Daddy came home every night, finished his supper — which Mama brought to him on a tray as he relaxed in his favorite recliner — then picked up the paper and read every page. Until she died, Mama planned her day around the arrival of the newspaper. As soon it arrived, she hurried to get it, made a cup of coffee with cream and sugar then settled into her chair and savored the pages. She took hours to read every word.
Her favorite was the obituaries. Mama didn’t just read the obituaries. She studied them. Often, it seemed, she memorized them.
She would say things like, “I saw where Jack Pierce has got two funerals on the same day. He’s preachin’ one at 11 and another at 2” or “She must not have been saved. It said in her obituary that she was a member of the Baptist faith so she wouldn’t no member of a church or it would have said so” or “I didn’t know that they were kin but they sure were because he was listed as a survivor in the obituary.”

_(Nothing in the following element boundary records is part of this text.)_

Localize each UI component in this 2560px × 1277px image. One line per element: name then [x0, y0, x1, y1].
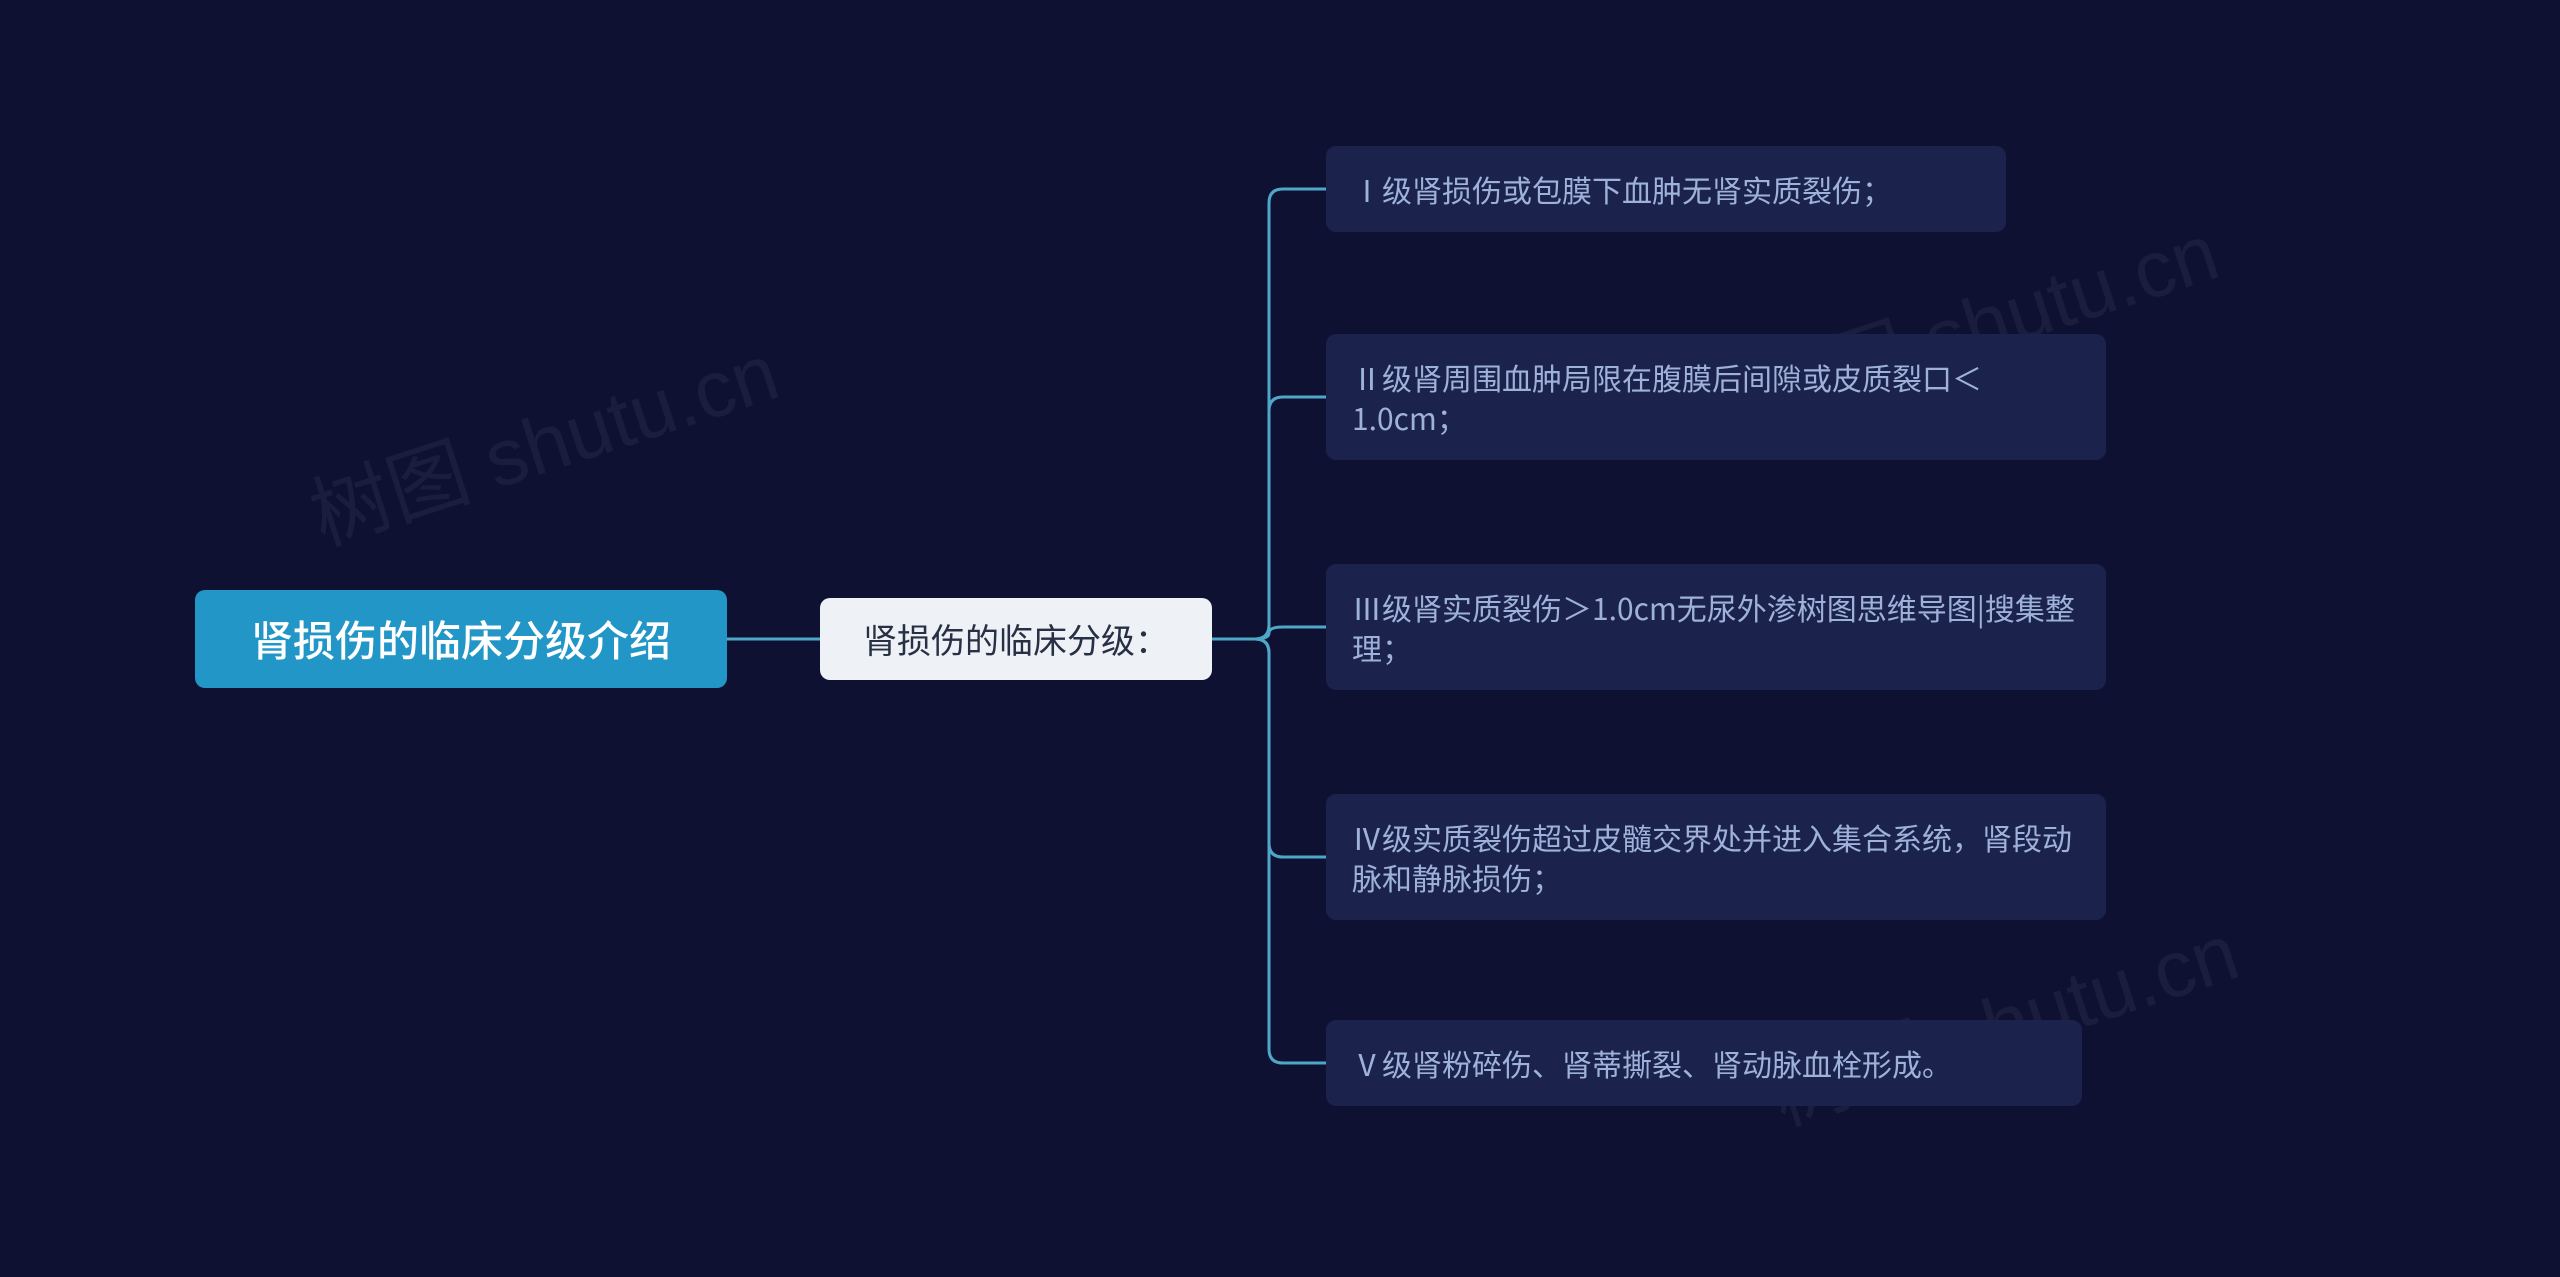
leaf-label: Ⅴ级肾粉碎伤、肾蒂撕裂、肾动脉血栓形成。: [1352, 1043, 1952, 1084]
leaf-node[interactable]: Ⅲ级肾实质裂伤＞1.0cm无尿外渗树图思维导图|搜集整理；: [1326, 564, 2106, 690]
leaf-node[interactable]: Ⅰ级肾损伤或包膜下血肿无肾实质裂伤；: [1326, 146, 2006, 232]
root-node[interactable]: 肾损伤的临床分级介绍: [195, 590, 727, 688]
mid-label: 肾损伤的临床分级：: [863, 616, 1169, 662]
watermark: 树图 shutu.cn: [294, 308, 791, 568]
leaf-node[interactable]: Ⅳ级实质裂伤超过皮髓交界处并进入集合系统，肾段动脉和静脉损伤；: [1326, 794, 2106, 920]
leaf-label: Ⅳ级实质裂伤超过皮髓交界处并进入集合系统，肾段动脉和静脉损伤；: [1352, 817, 2080, 898]
leaf-label: Ⅰ级肾损伤或包膜下血肿无肾实质裂伤；: [1352, 169, 1892, 210]
leaf-label: Ⅱ级肾周围血肿局限在腹膜后间隙或皮质裂口＜1.0cm；: [1352, 357, 2080, 438]
leaf-label: Ⅲ级肾实质裂伤＞1.0cm无尿外渗树图思维导图|搜集整理；: [1352, 587, 2080, 668]
mid-node[interactable]: 肾损伤的临床分级：: [820, 598, 1212, 680]
leaf-node[interactable]: Ⅱ级肾周围血肿局限在腹膜后间隙或皮质裂口＜1.0cm；: [1326, 334, 2106, 460]
root-label: 肾损伤的临床分级介绍: [251, 611, 671, 668]
mindmap-canvas: 树图 shutu.cn 树图 shutu.cn 树图 shutu.cn 肾损伤的…: [0, 0, 2560, 1277]
leaf-node[interactable]: Ⅴ级肾粉碎伤、肾蒂撕裂、肾动脉血栓形成。: [1326, 1020, 2082, 1106]
watermark: 树图 shutu.cn: [1754, 888, 2251, 1148]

One Sunday afternoon, I ran by to see her and found her listlessly watching television. She threw an aggravated look at me when I walked in.
“What’s wrong?” I asked.
“My newspaper didn’t come today.” That was bad. Mama’s Sunday paper was worth five hours of afternoon reading. “I’m so mad I could spit nails.”

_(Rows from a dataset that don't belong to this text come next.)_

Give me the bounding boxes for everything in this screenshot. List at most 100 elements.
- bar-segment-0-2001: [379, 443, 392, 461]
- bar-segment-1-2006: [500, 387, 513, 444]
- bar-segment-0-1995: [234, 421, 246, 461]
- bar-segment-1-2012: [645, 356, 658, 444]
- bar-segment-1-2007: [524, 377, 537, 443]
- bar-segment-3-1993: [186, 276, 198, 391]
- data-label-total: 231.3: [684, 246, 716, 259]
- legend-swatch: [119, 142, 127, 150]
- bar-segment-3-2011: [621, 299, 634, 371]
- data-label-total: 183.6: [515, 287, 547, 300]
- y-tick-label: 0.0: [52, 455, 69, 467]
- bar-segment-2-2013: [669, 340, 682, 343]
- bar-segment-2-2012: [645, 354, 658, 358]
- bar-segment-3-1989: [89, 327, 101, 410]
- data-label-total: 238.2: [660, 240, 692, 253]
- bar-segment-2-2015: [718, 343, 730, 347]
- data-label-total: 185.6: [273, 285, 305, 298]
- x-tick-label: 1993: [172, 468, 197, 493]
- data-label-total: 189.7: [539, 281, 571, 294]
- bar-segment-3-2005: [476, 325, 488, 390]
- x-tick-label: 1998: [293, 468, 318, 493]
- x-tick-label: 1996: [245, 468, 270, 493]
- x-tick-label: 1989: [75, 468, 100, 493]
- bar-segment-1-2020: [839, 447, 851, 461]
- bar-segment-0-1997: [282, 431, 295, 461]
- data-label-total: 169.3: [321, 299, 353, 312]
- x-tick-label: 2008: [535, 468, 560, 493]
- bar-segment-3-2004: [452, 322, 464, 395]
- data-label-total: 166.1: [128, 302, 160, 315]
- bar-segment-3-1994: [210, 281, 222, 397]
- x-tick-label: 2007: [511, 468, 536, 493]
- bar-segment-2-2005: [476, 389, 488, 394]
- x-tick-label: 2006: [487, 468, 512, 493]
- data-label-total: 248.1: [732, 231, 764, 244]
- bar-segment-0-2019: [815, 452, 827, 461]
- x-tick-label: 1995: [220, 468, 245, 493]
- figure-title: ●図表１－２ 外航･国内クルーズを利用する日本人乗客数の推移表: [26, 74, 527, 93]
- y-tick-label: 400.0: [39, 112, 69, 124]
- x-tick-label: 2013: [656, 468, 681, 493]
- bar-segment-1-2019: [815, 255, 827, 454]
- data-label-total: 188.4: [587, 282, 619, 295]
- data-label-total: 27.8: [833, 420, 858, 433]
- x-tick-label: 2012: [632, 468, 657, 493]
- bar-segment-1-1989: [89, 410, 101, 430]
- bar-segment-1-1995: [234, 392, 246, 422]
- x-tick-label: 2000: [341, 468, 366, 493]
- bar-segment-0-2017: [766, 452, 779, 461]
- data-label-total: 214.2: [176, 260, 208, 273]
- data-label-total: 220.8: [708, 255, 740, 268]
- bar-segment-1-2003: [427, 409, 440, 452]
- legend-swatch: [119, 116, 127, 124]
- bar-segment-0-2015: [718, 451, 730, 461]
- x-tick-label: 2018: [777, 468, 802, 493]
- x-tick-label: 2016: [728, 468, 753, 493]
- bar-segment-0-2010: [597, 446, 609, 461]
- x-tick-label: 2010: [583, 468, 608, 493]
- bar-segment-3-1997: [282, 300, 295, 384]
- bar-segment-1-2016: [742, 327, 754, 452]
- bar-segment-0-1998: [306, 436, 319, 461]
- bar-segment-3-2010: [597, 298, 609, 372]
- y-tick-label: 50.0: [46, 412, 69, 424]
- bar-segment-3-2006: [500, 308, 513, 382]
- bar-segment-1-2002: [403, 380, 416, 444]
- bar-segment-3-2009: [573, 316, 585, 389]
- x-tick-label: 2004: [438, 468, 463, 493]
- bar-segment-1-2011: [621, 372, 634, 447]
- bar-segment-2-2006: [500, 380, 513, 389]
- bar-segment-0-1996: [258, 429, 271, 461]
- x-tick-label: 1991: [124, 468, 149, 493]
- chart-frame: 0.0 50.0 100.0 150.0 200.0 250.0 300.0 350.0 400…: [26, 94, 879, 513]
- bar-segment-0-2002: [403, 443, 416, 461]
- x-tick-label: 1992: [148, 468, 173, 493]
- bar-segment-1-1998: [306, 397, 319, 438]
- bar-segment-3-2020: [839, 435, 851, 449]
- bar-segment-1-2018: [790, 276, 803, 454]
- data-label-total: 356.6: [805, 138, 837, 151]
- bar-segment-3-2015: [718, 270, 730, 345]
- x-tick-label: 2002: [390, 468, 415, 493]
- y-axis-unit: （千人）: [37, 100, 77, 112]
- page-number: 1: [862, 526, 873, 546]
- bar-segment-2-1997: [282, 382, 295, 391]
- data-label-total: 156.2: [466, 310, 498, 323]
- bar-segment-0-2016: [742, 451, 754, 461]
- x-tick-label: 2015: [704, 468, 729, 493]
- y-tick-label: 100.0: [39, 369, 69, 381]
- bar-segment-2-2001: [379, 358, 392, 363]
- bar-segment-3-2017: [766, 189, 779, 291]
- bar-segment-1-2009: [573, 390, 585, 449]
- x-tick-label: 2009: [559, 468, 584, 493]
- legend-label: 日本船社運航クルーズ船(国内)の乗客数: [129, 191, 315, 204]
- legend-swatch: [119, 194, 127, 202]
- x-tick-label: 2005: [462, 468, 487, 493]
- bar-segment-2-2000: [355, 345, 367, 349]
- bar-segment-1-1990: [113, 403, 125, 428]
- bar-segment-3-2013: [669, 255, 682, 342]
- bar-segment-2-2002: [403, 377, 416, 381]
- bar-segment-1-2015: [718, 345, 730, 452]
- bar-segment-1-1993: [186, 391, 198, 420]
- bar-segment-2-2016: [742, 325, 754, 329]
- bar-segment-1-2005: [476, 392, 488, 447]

I walked straight to the phone and called the circulation department, only to get an automated recording. “I’ll go out to the store and get you one.”
“No!” She jutted her chin out. “I ain’t payin’ twice for it. I’ll just do without.”
“I’ll pay for it.”
“I said ‘no” and I mean it. I’ll just do without.” Mama, just like me, could cut off her nose just as pretty as you please to spite her face.
As a child, I learned the importance of newspapers. My parents taught me that knowledge, especially in the world around us, is powerful and necessary. Their message was simple: Read the Bible, read the newspaper and you’ll be well rounded and well informed.
Over the years, the news world has changed dramatically, thanks to the 24-hour news channels, radio talk shows and, of course, the Internet. Sadly, newspapers are moving to the background of folks’ lives. It’s a tough time because newspapers are having to reinvent themselves and find out what readers want. Entertainment, such as this kind of column, is growing in popularity while national and world news is less important to the reader who can see it on television.
Magazine supplements, columns, television guides, horoscopes, crossword puzzles, obituaries and the comics still lure readers in.
They’re important and will, most likely, be what sustains newspapers so that community papers can still bring readers the local news such as the hometown 4-H member who won a state competition, the woman who celebrated her 100th birthday and the high school teams who played each other.
The other day I ran across an enormous box of newspapers that chronicled my early career and the life of my family. There was a front-page photo of the time I learned to drive a race car (not well, I might add), the photo of my niece who was crowned as a queen of something or other, my nephew in his football uniform who had made a game-winning pass and another of my sister as she was sworn in as a postmaster.
Without newspapers, we’d have no paper record of those life moments.